Tales compras eran redentoras. Lo siguen siendo aún. Más que limbo, la Cuesta de Moyano es purgatorio. Los libros purgan el ser viejos, el estar usados y olvidados, el no figurar en una rutilante librería. Pero en cualquier momento un lector puede rescatarlos. Darles el empujón al paraíso.

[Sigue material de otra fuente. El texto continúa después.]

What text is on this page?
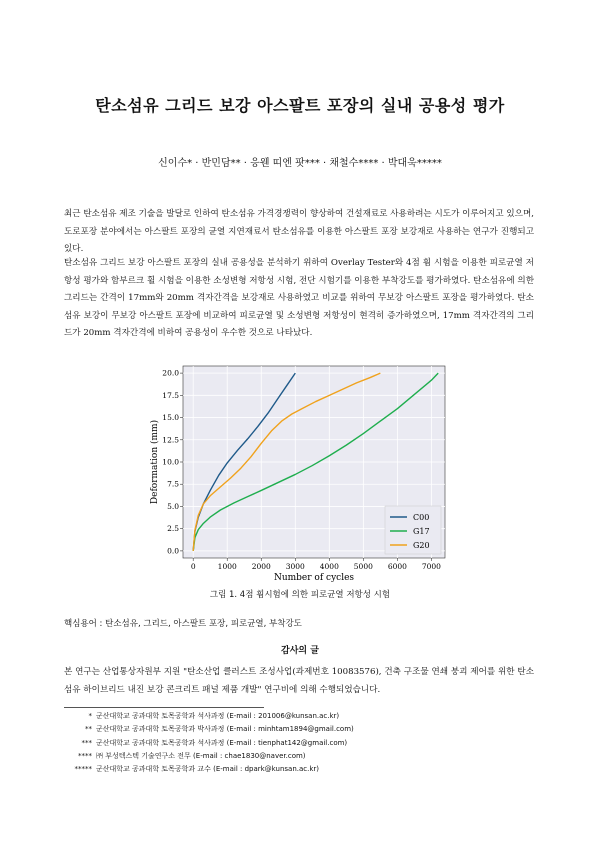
탄소섬유 그리드 보강 아스팔트 포장의 실내 공용성 평가
신이수* · 반민담** · 응웬 띠엔 팟*** · 채철수**** · 박대욱*****

최근 탄소섬유 제조 기술을 발달로 인하여 탄소섬유 가격경쟁력이 향상하여 건설재료로 사용하려는 시도가 이루어지고 있으며, 도로포장 분야에서는 아스팔트 포장의 균열 지연재료서 탄소섬유를 이용한 아스팔트 포장 보강재로 사용하는 연구가 진행되고 있다.

탄소섬유 그리드 보강 아스팔트 포장의 실내 공용성을 분석하기 위하여 Overlay Tester와 4점 휨 시험을 이용한 피로균열 저항성 평가와 함부르크 휠 시험을 이용한 소성변형 저항성 시험, 전단 시험기를 이용한 부착강도를 평가하였다. 탄소섬유에 의한 그리드는 간격이 17mm와 20mm 격자간격을 보강재로 사용하였고 비교를 위하여 무보강 아스팔트 포장을 평가하였다. 탄소섬유 보강이 무보강 아스팔트 포장에 비교하여 피로균열 및 소성변형 저항성이 현격히 증가하였으며, 17mm 격자간격의 그리드가 20mm 격자간격에 비하여 공용성이 우수한 것으로 나타났다.

0	1000 2000 3000 4000 5000 6000 7000
0.0
2.5
5.0
7.5
10.0
12.5
15.0
17.5
20.0
C00
G17
G20
Number of cycles
Deformation (mm)
그림 1. 4점 휨시험에 의한 피로균열 저항성 시험
핵심용어 : 탄소섬유, 그리드, 아스팔트 포장, 피로균열, 부착강도
감사의 글

본 연구는 산업통상자원부 지원 "탄소산업 클러스트 조성사업(과제번호 10083576), 건축 구조물 연쇄 붕괴 제어를 위한 탄소섬유 하이브리드 내진 보강 콘크리트 패널 제품 개발" 연구비에 의해 수행되었습니다.

* 군산대학교 공과대학 토목공학과 석사과정 (E-mail : 201006@kunsan.ac.kr)
** 군산대학교 공과대학 토목공학과 박사과정 (E-mail : minhtam1894@gmail.com)
*** 군산대학교 공과대학 토목공학과 석사과정 (E-mail : tienphat142@gmail.com)
**** ㈜ 부성텍스텍 기술연구소 전무 (E-mail : chae1830@naver.com)
***** 군산대학교 공과대학 토목공학과 교수 (E-mail : dpark@kunsan.ac.kr)
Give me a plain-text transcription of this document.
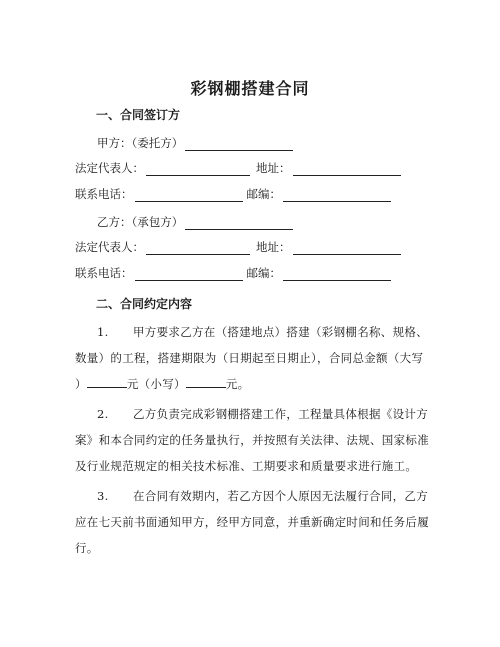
彩钢棚搭建合同
一、合同签订方
甲方：（委托方）
法定代表人：	地址：
联系电话：	邮编：
乙方：（承包方）
法定代表人：	地址：
联系电话：	邮编：
二、合同约定内容
1. 甲方要求乙方在（搭建地点）搭建（彩钢棚名称、规格、
数量）的工程，搭建期限为（日期起至日期止），合同总金额（大写
）	元（小写）	元。
2. 乙方负责完成彩钢棚搭建工作，工程量具体根据《设计方
案》和本合同约定的任务量执行，并按照有关法律、法规、国家标准
及行业规范规定的相关技术标准、工期要求和质量要求进行施工。
3. 在合同有效期内，若乙方因个人原因无法履行合同，乙方
应在七天前书面通知甲方，经甲方同意，并重新确定时间和任务后履
行。
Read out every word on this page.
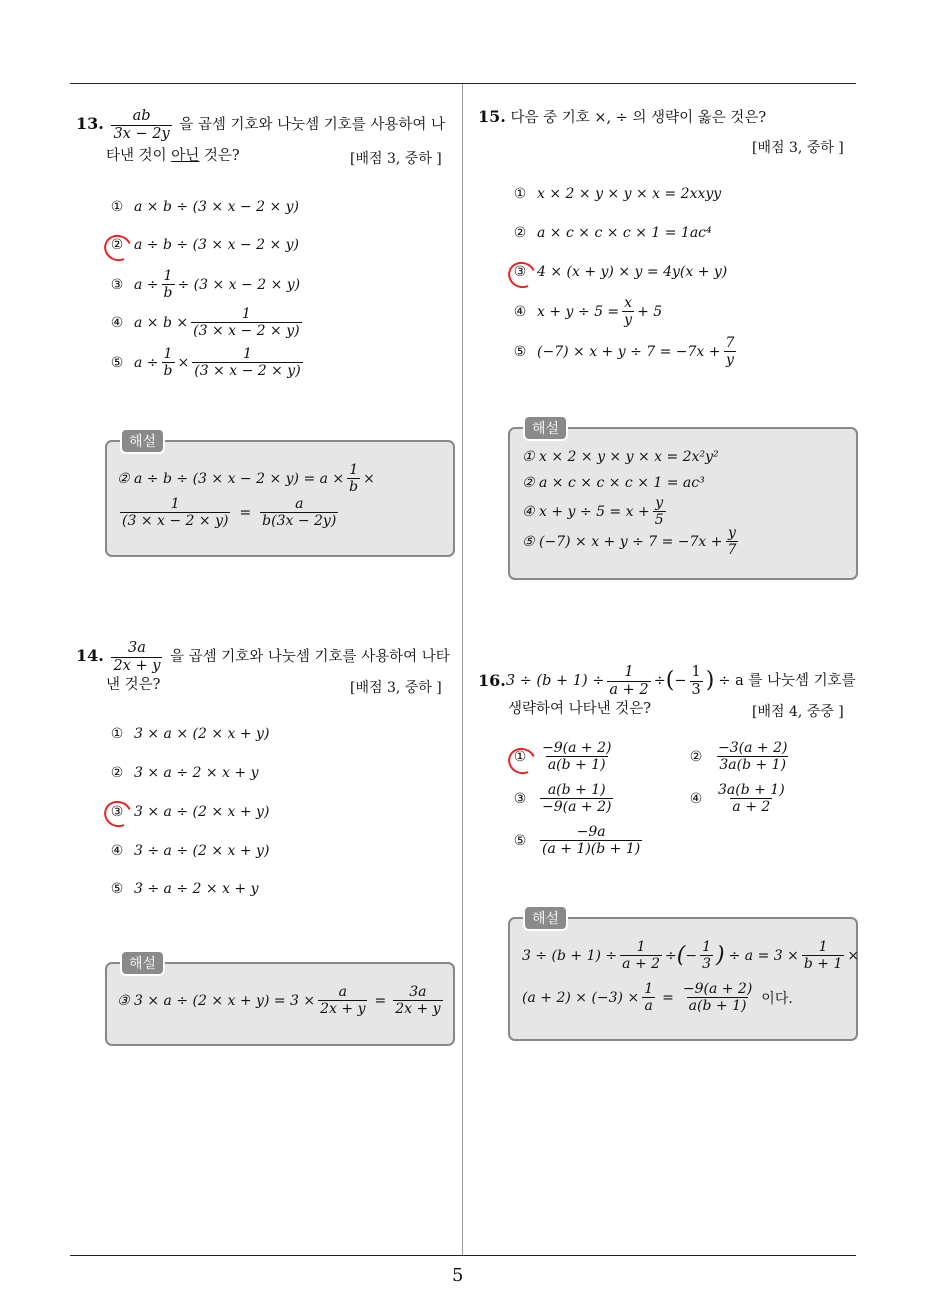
5
13. $\frac{ab}{3x - 2y}$ 을 곱셈 기호와 나눗셈 기호를 사용하여 나
타낸 것이 아닌 것은?	[배점 3, 중하 ]
① a × b ÷ (3 × x − 2 × y)
② a ÷ b ÷ (3 × x − 2 × y)
③ $a \div \frac{1}{b} \div (3 \times x - 2 \times y)$
④ $a \times b \times \frac{1}{(3 \times x - 2 \times y)}$
⑤ $a \div \frac{1}{b} \times \frac{1}{(3 \times x - 2 \times y)}$
해설
② $a \div b \div (3 \times x - 2 \times y) = a \times \frac{1}{b}$ ×
$\frac{1}{(3 \times x - 2 \times y)} = \frac{a}{b(3x - 2y)}$
14. $\frac{3a}{2x + y}$ 을 곱셈 기호와 나눗셈 기호를 사용하여 나타
낸 것은?	[배점 3, 중하 ]
① 3 × a × (2 × x + y)
② 3 × a ÷ 2 × x + y
③ 3 × a ÷ (2 × x + y)
④ 3 ÷ a ÷ (2 × x + y)
⑤ 3 ÷ a ÷ 2 × x + y
해설
③ $3 \times a \div (2 \times x + y) = 3 \times \frac{a}{2x + y} = \frac{3a}{2x + y}$
15. 다음 중 기호 ×, ÷ 의 생략이 옳은 것은?
[배점 3, 중하 ]
① x × 2 × y × y × x = 2xxyy
② a × c × c × c × 1 = 1ac⁴
③ 4 × (x + y) × y = 4y(x + y)
④ $x + y \div 5 = \frac{x}{y} + 5$
⑤ $(-7) \times x + y \div 7 = -7x + \frac{7}{y}$
해설
① x × 2 × y × y × x = 2x²y²
② a × c × c × c × 1 = ac³
④ $x + y \div 5 = x + \frac{y}{5}$
⑤ $(-7) \times x + y \div 7 = -7x + \frac{y}{7}$
16. $3 \div (b + 1) \div \frac{1}{a + 2}$ ÷ ( − $\frac{1}{3}$ ) ÷ a 를 나눗셈 기호를
생략하여 나타낸 것은?	[배점 4, 중중 ]
① $\frac{-9(a + 2)}{a(b + 1)}$	② $\frac{-3(a + 2)}{3a(b + 1)}$
③ $\frac{a(b + 1)}{-9(a + 2)}$	④ $\frac{3a(b + 1)}{a + 2}$
⑤ $\frac{-9a}{(a + 1)(b + 1)}$
해설
$3 \div (b + 1) \div \frac{1}{a + 2}$ ÷ ( − $\frac{1}{3}$ ) ÷ $a = 3 \times \frac{1}{b + 1}$ ×
$(a + 2) \times (-3) \times \frac{1}{a} = \frac{-9(a + 2)}{a(b + 1)}$ 이다.
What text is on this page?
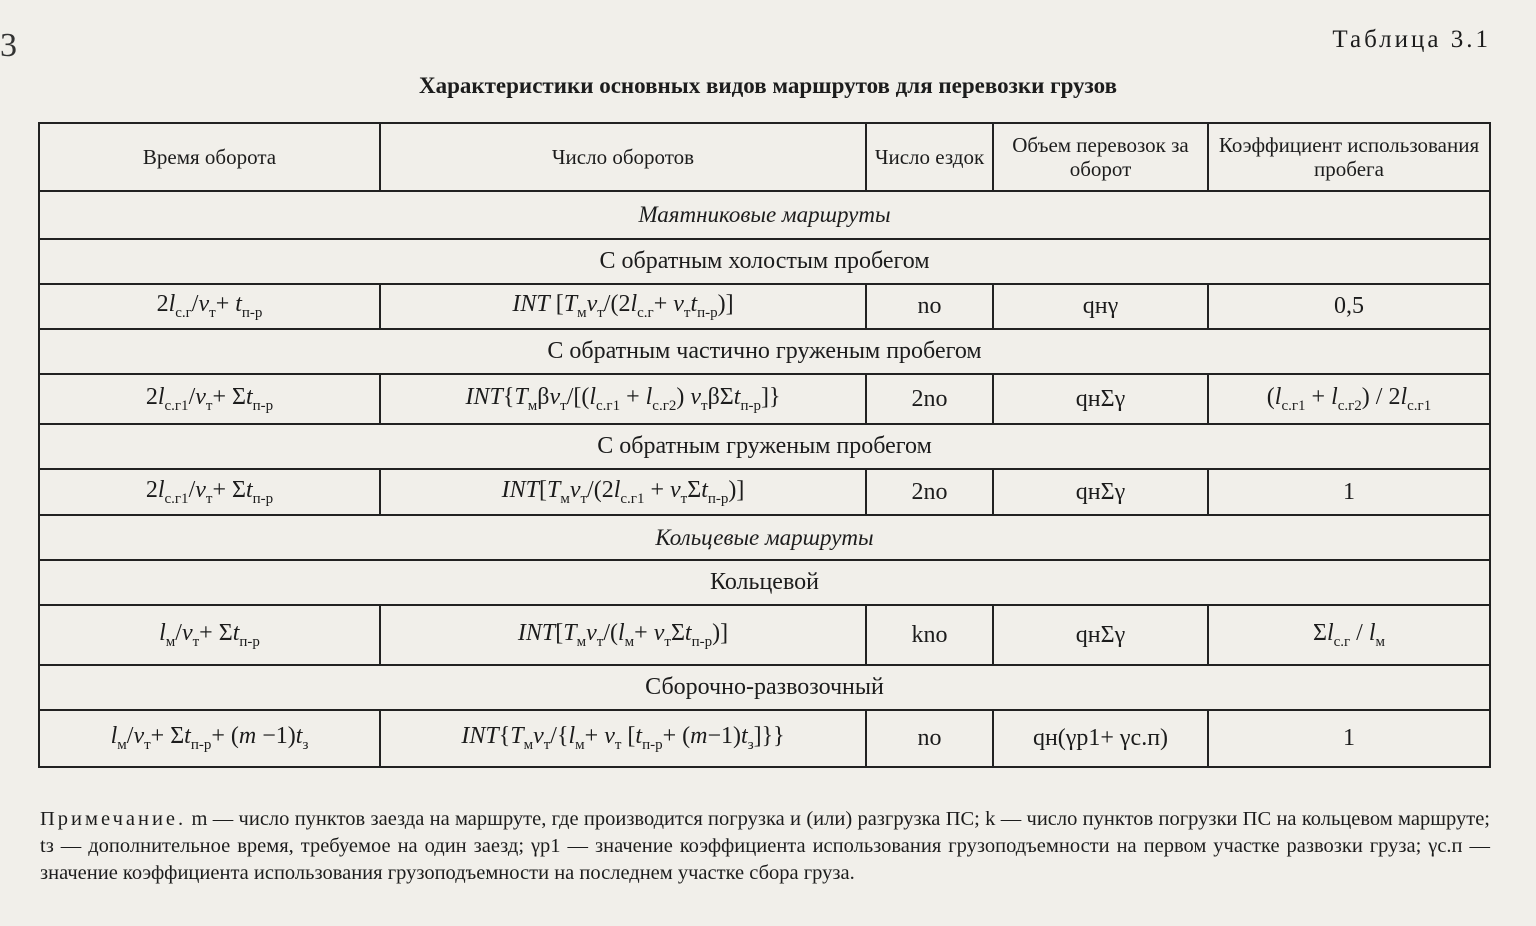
3	Таблица 3.1
Характеристики основных видов маршрутов для перевозки грузов
Время оборота	Число оборотов	Число ездок	Объем перевозок за оборот	Коэффициент использования пробега
Маятниковые маршруты				
С обратным холостым пробегом				
$2l_{с.г}/v_т+ t_{п-р}$	INT $[T_мv_т/(2l_{с.г}+ v_тt_{п-р})]$	nо	qнγ	0,5
С обратным частично груженым пробегом				
$2l_{с.г1}/v_т+ \Sigma t_{п-р}$	$INT\{T_м\beta v_т/[(l_{с.г1} + l_{с.г2})$ $v_т\beta\Sigma t_{п-р}$]}	2nо	qнΣγ	$(l_{с.г1} + l_{с.г2}) / 2l_{с.г1}$
С обратным груженым пробегом				
$2l_{с.г1}/v_т+ \Sigma t_{п-р}$	$INT[T_мv_т/(2l_{с.г1} + v_т\Sigma t_{п-р})]$	2nо	qнΣγ	1
Кольцевые маршруты				
Кольцевой				
$l_м/v_т+ \Sigma t_{п-р}$	$INT[T_мv_т/(l_м+ v_т\Sigma t_{п-р})]$	knо	qнΣγ	$\Sigma l_{с.г} / l_м$
Сборочно-развозочный				
$l_м/v_т+ \Sigma t_{п-р}+ (m -1)t_з$	$INT\{T_мv_т/\{l_м+ v_т$ $[t_{п-р}+ (m-1)t_з]$}}	nо	qн(γр1+ γс.п)	1
Примечание. m — число пунктов заезда на маршруте, где производится погрузка и (или) разгрузка ПС; k — число пунктов погрузки ПС на кольцевом маршруте; tз — дополнительное время, требуемое на один заезд; γр1 — значение коэффициента использования грузоподъемности на первом участке развозки груза; γс.п — значение коэффициента использования грузоподъемности на последнем участке сбора груза.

El propio escritor desanimado puede animarse con el gesto. Pero lo suyo es que la lección ocurra sin estridencias. La decisión de pasarse una mañana o una tarde por la Cuesta de Moyano estaba asociada a esa estética gris. Se trataba de sumergirse en una cierta decrepitud. Toparse con libros de Baroja en un escenario de Baroja. Pero la disidencia tranquila no se tolera. Quieren animar la Cuesta de Moyano.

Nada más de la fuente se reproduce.